With the rise of various forms of tribalism and nationalism throughout the world, questions of collective identity and belonging have surged to prominence in recent years. Across numerous disciplines and discourses, a key dilemma has taken shape: how to reconcile the legitimate yearning for rootedness and locality, with the fluidity and porousness of an increasingly global age. On the one hand, prevailing responses to this dilemma, including those shaped by predominant forms of nationalism, liberalism, and globalism, are struggling to resolve the tension. On the other hand, a range of perspectives deriving from alternate sites of collective life and value—for example, indigenous communities, postcolonial and social justice movements, religion, environmental movements, and cosmopolitan networks—cast the dilemma in a different light.
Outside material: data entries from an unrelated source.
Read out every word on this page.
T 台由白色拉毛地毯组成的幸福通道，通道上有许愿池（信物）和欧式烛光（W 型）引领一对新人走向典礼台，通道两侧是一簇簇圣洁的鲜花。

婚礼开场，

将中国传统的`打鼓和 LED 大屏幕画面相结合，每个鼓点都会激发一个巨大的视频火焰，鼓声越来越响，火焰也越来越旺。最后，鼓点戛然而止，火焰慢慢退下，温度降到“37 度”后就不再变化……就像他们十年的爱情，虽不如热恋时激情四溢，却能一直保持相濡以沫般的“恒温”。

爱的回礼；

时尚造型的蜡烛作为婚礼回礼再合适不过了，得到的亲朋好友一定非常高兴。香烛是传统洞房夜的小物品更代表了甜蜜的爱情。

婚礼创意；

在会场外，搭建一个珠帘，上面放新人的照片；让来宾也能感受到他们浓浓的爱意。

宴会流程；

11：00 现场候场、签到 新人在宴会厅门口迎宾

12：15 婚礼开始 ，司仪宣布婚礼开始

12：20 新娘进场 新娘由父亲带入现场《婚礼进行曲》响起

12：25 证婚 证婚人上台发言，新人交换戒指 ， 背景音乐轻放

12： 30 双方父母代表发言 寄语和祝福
This panel discussion is the first in a series over the next several months (see here: https://comitresearch.org/speaker-series/identity-belonging-global-age/) that brings together leading thinkers from a variety of perspectives to examine and reframe the crises of identity that confront us in a rapidly changing global age, and to think deeply about how humanity might resolve them.
Presenters
Craig Calhoun is University Professor of Social Sciences at Arizona State University. Previously, he was president of the London School of Economics and Political Science (LSE) and the Social Science Research Council (SSRC). He is author of Neither Gods Nor Emperors: Students and the Struggle for Democracy in China (1997) and the forthcoming Cosmopolitanism and Belonging: From European Integration to Global Hopes and Fears.
Achille Mbembe is Research Professor of History and Politics at the Wits Institute for Social and Economic Research in Johannesburg, South Africa and Professor at the European Graduate School. He is author of On the Postcolony (2001), Critique of Black Reason (2016), Necropolitics (2019), and Out of the Dark Night: Essays on Decolonization (2020).
David Palmer is Professor jointly at the Hong Kong Institute for the Humanities and Social Sciences and in the Department of Sociology at the University of Hong Kong. He is co-author of The Religious Question in Modern China (2010) and Dream Trippers: Global Daoism and the Predicament of Modern Spirituality (2017), and author of Qigong Fever: Body, Science and Utopia in China (2007).